There was a case in the corner with some of the wreckage from those vanished vessels. Notes from old Goethe in a singularly neat boyish writing inscribed upon little ornamented cards. Here, too, were small inscriptions which had lain upon presents from Carlyle to his wife. It was pleasant among all that jangling of the past to think of the love which had written them, and that other love which had so carefully preserved them. On one was written: 'All good attend my darling through this gulf of time and through the long ocean it is leading to. Amen. Amen. T. C.' On another, dated 1850, and attached evidently to some birthday present, was: 'Many years to my poor little Jeannie, and may the worst of them be past. No good that is in me to give her shall ever be wanting while I live. May God bless her.' How strange that this apostle of reticence should have such privacies as these laid open before the curious public within so few years of his death!
'This is her bedroom,' said the matron.
'And here is the old red bed,' cried Frank. It looked bare and gaunt and dreary with its uncurtained posts.
'The bed belonged to Mrs. Carlyle's mother,' the matron explained. 'It's the same bed that Mrs. Carlyle talks about in her letters when she says how she pulled it to pieces.'
'Why did she pull it to pieces?' asked Maude.
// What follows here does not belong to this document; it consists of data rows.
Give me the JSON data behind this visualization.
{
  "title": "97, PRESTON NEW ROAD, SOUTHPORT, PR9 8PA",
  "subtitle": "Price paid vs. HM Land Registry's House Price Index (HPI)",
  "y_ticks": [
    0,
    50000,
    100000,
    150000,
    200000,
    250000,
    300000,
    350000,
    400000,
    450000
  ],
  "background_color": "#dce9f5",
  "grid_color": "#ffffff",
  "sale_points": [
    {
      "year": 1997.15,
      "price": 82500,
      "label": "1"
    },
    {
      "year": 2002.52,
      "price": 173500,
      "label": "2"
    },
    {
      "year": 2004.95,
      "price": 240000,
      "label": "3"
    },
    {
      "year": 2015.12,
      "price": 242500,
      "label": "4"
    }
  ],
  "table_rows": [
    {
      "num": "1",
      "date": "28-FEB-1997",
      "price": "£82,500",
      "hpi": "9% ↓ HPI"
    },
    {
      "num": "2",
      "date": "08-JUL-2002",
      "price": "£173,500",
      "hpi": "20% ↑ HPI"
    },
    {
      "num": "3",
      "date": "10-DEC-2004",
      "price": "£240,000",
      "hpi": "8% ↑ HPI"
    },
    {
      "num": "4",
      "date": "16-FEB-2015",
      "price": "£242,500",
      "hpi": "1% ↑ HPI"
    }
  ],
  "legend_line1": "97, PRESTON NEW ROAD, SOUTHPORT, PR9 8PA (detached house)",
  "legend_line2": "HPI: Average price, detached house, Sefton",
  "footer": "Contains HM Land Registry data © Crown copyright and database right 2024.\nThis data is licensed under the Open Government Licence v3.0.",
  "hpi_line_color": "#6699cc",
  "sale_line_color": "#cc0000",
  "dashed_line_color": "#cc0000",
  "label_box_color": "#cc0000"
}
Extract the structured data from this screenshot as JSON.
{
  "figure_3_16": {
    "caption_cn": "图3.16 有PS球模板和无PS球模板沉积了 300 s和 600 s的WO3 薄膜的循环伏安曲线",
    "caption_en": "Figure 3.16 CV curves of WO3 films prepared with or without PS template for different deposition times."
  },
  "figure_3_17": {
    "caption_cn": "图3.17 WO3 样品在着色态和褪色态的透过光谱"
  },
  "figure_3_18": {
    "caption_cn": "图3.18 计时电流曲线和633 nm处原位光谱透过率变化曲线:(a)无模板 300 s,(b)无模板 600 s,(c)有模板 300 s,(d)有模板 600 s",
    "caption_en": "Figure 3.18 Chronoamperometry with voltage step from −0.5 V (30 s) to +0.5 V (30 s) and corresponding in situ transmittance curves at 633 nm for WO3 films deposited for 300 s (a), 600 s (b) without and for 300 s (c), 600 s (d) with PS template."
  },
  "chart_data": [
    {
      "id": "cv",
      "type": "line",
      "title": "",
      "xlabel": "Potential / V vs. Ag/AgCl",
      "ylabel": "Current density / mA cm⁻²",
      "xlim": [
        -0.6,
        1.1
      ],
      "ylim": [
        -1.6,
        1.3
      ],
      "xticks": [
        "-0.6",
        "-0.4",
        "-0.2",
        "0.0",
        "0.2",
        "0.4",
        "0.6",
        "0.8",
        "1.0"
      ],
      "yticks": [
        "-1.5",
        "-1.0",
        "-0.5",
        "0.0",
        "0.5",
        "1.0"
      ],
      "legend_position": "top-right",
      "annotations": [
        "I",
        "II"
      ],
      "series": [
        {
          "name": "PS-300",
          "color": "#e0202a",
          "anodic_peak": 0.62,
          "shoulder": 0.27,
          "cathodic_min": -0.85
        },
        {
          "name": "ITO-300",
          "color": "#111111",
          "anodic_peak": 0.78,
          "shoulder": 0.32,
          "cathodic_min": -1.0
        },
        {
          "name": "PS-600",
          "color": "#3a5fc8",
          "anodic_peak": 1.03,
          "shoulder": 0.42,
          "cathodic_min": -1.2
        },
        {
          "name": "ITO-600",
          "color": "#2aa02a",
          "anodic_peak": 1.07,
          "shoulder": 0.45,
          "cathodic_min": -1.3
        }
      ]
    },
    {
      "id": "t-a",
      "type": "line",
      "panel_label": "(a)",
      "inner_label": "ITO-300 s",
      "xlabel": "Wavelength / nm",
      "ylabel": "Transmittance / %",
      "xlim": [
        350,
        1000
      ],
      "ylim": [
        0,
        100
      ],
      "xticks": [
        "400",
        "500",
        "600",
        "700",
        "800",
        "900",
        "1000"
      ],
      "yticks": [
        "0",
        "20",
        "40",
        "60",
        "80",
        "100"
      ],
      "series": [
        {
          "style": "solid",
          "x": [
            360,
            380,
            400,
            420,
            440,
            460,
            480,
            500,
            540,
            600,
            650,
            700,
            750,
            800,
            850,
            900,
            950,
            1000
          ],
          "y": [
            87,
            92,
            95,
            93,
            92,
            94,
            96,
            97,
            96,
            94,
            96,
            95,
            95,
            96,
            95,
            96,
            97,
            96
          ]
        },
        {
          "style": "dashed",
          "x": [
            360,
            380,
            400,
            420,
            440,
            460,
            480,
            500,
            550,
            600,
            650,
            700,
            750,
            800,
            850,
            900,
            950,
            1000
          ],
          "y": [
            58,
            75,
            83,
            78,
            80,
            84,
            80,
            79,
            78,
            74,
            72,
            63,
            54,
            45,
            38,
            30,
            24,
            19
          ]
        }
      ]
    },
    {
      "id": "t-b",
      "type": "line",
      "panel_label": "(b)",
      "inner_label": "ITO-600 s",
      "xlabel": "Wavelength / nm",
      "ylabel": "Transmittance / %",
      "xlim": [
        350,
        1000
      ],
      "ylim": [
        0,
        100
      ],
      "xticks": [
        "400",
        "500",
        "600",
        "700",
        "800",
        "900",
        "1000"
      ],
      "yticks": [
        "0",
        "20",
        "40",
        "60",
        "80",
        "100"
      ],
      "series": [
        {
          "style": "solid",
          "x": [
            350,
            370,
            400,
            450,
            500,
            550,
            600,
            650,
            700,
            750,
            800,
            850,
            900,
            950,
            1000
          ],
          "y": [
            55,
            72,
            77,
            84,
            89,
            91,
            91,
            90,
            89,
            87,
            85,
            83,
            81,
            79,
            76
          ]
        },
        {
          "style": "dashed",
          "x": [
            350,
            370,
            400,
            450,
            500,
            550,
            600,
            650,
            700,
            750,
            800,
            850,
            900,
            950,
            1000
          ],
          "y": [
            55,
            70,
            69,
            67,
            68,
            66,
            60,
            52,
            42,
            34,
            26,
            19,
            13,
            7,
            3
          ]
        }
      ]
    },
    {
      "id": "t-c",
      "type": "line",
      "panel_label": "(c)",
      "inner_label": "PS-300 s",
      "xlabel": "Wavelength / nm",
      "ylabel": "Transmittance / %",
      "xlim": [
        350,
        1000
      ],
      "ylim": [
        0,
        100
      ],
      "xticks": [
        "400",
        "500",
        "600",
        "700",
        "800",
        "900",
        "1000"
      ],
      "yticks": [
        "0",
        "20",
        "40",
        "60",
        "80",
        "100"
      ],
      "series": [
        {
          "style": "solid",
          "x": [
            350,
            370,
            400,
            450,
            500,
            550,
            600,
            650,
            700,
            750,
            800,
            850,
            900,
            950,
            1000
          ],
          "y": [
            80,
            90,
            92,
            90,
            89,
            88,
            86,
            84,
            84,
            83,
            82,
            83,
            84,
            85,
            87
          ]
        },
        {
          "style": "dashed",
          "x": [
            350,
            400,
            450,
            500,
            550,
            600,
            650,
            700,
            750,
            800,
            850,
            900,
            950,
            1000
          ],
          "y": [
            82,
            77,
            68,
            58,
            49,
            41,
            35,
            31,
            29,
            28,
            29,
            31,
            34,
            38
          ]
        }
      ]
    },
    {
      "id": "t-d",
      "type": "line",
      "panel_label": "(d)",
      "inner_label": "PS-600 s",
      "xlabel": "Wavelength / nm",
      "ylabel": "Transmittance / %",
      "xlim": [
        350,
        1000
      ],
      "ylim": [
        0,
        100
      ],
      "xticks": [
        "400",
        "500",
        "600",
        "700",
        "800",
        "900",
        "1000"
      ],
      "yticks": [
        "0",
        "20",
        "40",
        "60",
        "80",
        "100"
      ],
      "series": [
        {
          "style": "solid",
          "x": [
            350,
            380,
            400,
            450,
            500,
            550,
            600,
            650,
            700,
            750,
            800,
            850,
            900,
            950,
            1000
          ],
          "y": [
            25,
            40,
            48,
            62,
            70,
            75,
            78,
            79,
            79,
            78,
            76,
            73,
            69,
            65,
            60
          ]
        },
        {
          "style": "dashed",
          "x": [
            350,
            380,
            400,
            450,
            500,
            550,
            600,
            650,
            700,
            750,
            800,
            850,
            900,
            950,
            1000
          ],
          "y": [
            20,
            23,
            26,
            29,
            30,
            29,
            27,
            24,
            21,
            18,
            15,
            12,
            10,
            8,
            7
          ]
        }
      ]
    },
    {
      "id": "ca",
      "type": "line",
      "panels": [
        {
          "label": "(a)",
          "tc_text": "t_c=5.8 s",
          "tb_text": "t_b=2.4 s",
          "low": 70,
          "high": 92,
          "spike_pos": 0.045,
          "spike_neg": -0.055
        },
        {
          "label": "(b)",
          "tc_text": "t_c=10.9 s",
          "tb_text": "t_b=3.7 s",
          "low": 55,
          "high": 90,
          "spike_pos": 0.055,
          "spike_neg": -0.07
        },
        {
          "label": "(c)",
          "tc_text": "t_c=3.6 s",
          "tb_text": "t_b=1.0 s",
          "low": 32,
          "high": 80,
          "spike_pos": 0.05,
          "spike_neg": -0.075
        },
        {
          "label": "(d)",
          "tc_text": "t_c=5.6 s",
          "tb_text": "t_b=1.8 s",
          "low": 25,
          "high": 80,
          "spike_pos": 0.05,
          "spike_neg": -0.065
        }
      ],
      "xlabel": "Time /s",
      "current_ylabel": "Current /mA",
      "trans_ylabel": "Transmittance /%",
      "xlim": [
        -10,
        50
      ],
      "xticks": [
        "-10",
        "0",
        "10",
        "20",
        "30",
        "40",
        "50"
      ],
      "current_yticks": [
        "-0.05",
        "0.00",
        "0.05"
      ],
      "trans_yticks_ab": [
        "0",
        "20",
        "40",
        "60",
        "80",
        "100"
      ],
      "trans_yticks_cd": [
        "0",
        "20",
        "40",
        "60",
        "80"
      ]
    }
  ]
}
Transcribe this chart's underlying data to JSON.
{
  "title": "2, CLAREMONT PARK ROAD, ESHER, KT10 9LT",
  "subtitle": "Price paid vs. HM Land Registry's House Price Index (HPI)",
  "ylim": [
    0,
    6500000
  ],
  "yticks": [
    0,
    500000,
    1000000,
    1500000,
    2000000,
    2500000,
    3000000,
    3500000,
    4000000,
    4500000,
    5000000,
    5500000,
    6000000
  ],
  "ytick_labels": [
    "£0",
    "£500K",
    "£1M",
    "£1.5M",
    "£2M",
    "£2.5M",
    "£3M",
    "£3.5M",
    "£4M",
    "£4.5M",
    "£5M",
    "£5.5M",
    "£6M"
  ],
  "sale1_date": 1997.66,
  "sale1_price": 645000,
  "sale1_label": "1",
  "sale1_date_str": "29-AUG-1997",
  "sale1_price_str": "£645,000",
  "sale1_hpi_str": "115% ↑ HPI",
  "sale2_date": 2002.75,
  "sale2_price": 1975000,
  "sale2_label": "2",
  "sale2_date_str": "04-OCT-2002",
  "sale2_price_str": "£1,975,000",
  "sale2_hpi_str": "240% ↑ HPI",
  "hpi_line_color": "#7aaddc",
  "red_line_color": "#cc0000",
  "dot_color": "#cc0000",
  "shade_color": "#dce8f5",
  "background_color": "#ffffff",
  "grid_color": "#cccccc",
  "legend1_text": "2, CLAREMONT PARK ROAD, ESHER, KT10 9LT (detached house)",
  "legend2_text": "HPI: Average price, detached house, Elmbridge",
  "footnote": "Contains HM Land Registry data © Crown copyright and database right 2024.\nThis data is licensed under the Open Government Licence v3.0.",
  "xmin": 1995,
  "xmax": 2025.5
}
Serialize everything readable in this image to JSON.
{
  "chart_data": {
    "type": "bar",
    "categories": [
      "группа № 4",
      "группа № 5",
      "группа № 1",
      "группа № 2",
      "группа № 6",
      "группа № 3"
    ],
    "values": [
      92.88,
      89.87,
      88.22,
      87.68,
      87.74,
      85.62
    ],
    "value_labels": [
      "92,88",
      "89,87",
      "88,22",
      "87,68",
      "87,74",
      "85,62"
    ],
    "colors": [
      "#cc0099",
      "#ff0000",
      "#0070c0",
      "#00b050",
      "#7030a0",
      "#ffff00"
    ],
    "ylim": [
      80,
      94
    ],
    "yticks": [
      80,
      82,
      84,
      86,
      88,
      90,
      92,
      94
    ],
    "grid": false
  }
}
'Better not inquire, dear.'
'Indeed you're right, sir. If you get them into these old houses, it is very hard to get them out. A cleaner woman than Mrs. Carlyle never came out of Scotland. This little room behind was his dressing-room. There's his stick in the corner. Look what's written upon the window!'
Decidedly it was a ghostly house. Scratched upon one of the panes with a diamond was the following piece of information--'John Harbel Knowles cleaned all the windows in this house, and painted part, in the eighteenth year of age. March 7th, 1794.'
'Who was HE?' asked Maude.
'Nobody knows, miss!' It was characteristic of Maude that she was so gentle in her bearing that every one always took it for granted that she was Miss. Frank examined the writing carefully.
'He was the son of the house and a young aristocrat who had never done a stroke of work before in his life,' said he.
The matron was surprised.
'What makes you say that, sir?'
'What would a workman do with such a name as John Harbel Knowles, or with a diamond ring for that matter? And who would dare to disfigure a window so, if he were not of the family? And why should he be so proud of his work, unless work was a new and wondrous thing to him. To paint PART of the windows also sounds like the amateur and not the workman. So I repeat that it was the first achievement of the son of the house.'
'Well, indeed, I dare say you are right, though I never thought of it before,' said the matron. 'Now this, up here, is Carlyle's own room, in which he slept for forty-seven years.